You cannot see this cage. As with the cloud you cannot see what holds it in place; yet it is real. Only in the hindsight of forty neo-liberal Christmases do I get sense what has changed, that the legitimate drive to order, regulate and control was decoupled from our collective life and has seeped instead into our personal lives – all the while we were being told that our personal freedom was to be satisfyingly re-defined as the freedom to shop in ‘free markets’. But they were of course no such thing; when the left abdicated from the collective, democratic right to order our economic affairs, it was happily snapped up by large corporates and big finance to be rigorously re-ordered for their advantage and the manifest disadvantage of the rest of us.
We’ve seen a long running debate on the left pivoting on the distinction between identity politics and economic politics. In part I think that it’s largely one of those silly unhelpful false dichotomies, or the usual weird old binary thinking. But also the evidence of the last forty years is clear, the left has been permitted to argue and win it’s reforms around various identity factions, just as long as we never threatened the economic order.
My underlying question is this; why should anyone care about anyone else’s gender, colour, sex-life, disability or culture? Poking our nose into other people’s private lives, and making judgments is authoritarianism in it’s worst guise. If instead of arguing for specific identity rights, we had argued for the fundamental, pure freedom to be who we were – whatever identity we claimed– that argument alone would have won the battle on all fronts simultaneously. The 1945 Declaration of Rights was crucially a Universal declaration, yet he left was persuaded to take it’s eye off this big universal ball and focus instead on a collection of worthy yet ultimately smaller ones instead – but in doing so exposed itself to that most ancient of tactics employed by elites of all time – divide and conquer.
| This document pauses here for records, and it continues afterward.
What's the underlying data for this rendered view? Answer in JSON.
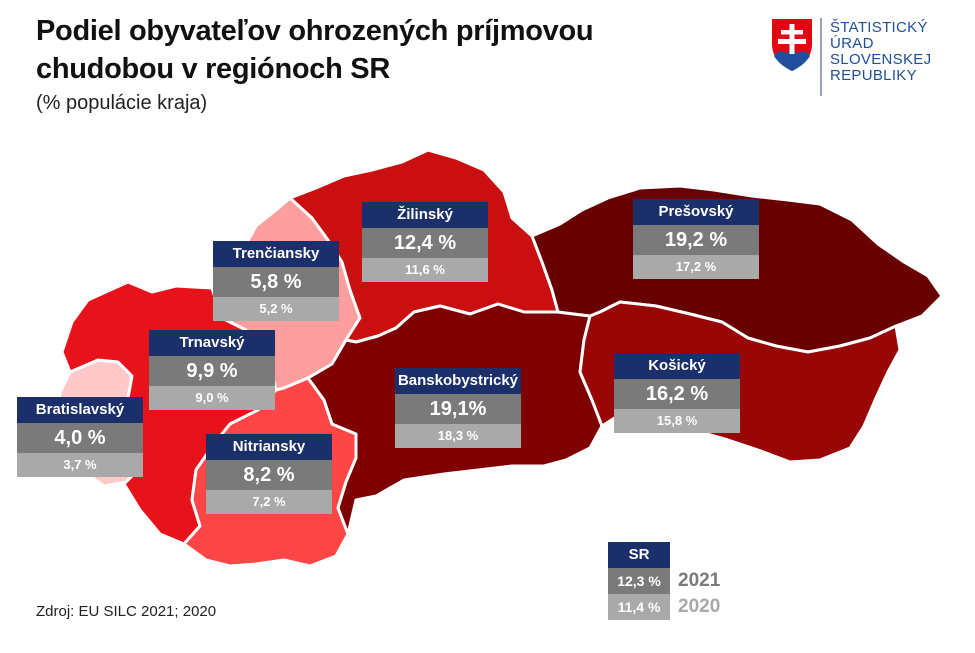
{
  "header": {
    "title_line1": "Podiel obyvateľov ohrozených príjmovou",
    "title_line2": "chudobou v regiónoch SR",
    "subtitle": "(% populácie kraja)"
  },
  "logo": {
    "line1": "ŠTATISTICKÝ",
    "line2": "ÚRAD",
    "line3": "SLOVENSKEJ",
    "line4": "REPUBLIKY"
  },
  "source": "Zdroj: EU SILC 2021; 2020",
  "colors": {
    "label_header": "#1b2f6b",
    "value_2021": "#7a7a7a",
    "value_2020": "#a9a9a9",
    "logo_blue": "#1f4e9c"
  },
  "regions": {
    "bratislavsky": {
      "name": "Bratislavský",
      "v2021": "4,0 %",
      "v2020": "3,7 %",
      "color": "#ffc9c9"
    },
    "trnavsky": {
      "name": "Trnavský",
      "v2021": "9,9 %",
      "v2020": "9,0 %",
      "color": "#e8121a"
    },
    "trenciansky": {
      "name": "Trenčiansky",
      "v2021": "5,8 %",
      "v2020": "5,2 %",
      "color": "#ff9e9e"
    },
    "nitriansky": {
      "name": "Nitriansky",
      "v2021": "8,2 %",
      "v2020": "7,2 %",
      "color": "#ff4646"
    },
    "zilinsky": {
      "name": "Žilinský",
      "v2021": "12,4 %",
      "v2020": "11,6 %",
      "color": "#c90f0f"
    },
    "banskobystricky": {
      "name": "Banskobystrický",
      "v2021": "19,1%",
      "v2020": "18,3 %",
      "color": "#7e0000"
    },
    "presovsky": {
      "name": "Prešovský",
      "v2021": "19,2 %",
      "v2020": "17,2 %",
      "color": "#690000"
    },
    "kosicky": {
      "name": "Košický",
      "v2021": "16,2 %",
      "v2020": "15,8 %",
      "color": "#990606"
    }
  },
  "sr": {
    "name": "SR",
    "v2021": "12,3 %",
    "v2020": "11,4 %",
    "year2021": "2021",
    "year2020": "2020"
  }
}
While at the same time under the guise of giving us ‘choice and freedom’ these same elites subverted our collective rights as a society and bent it entirely to their own ends.
As for that Jesus bloke. It is worth bearing in mind that 2000 years ago he was just another inspiring crank with a bunch of crankier followers. One of many in that turbulent era. The reason why he is remembered all these years later is because he understood precisely where the locus of this inversion lay. He was tolerated, popular even – until the day he entered the Temple and overturned the money-changers tables. That single action sealed his fate, and inexorably led to the events which make today Christmas.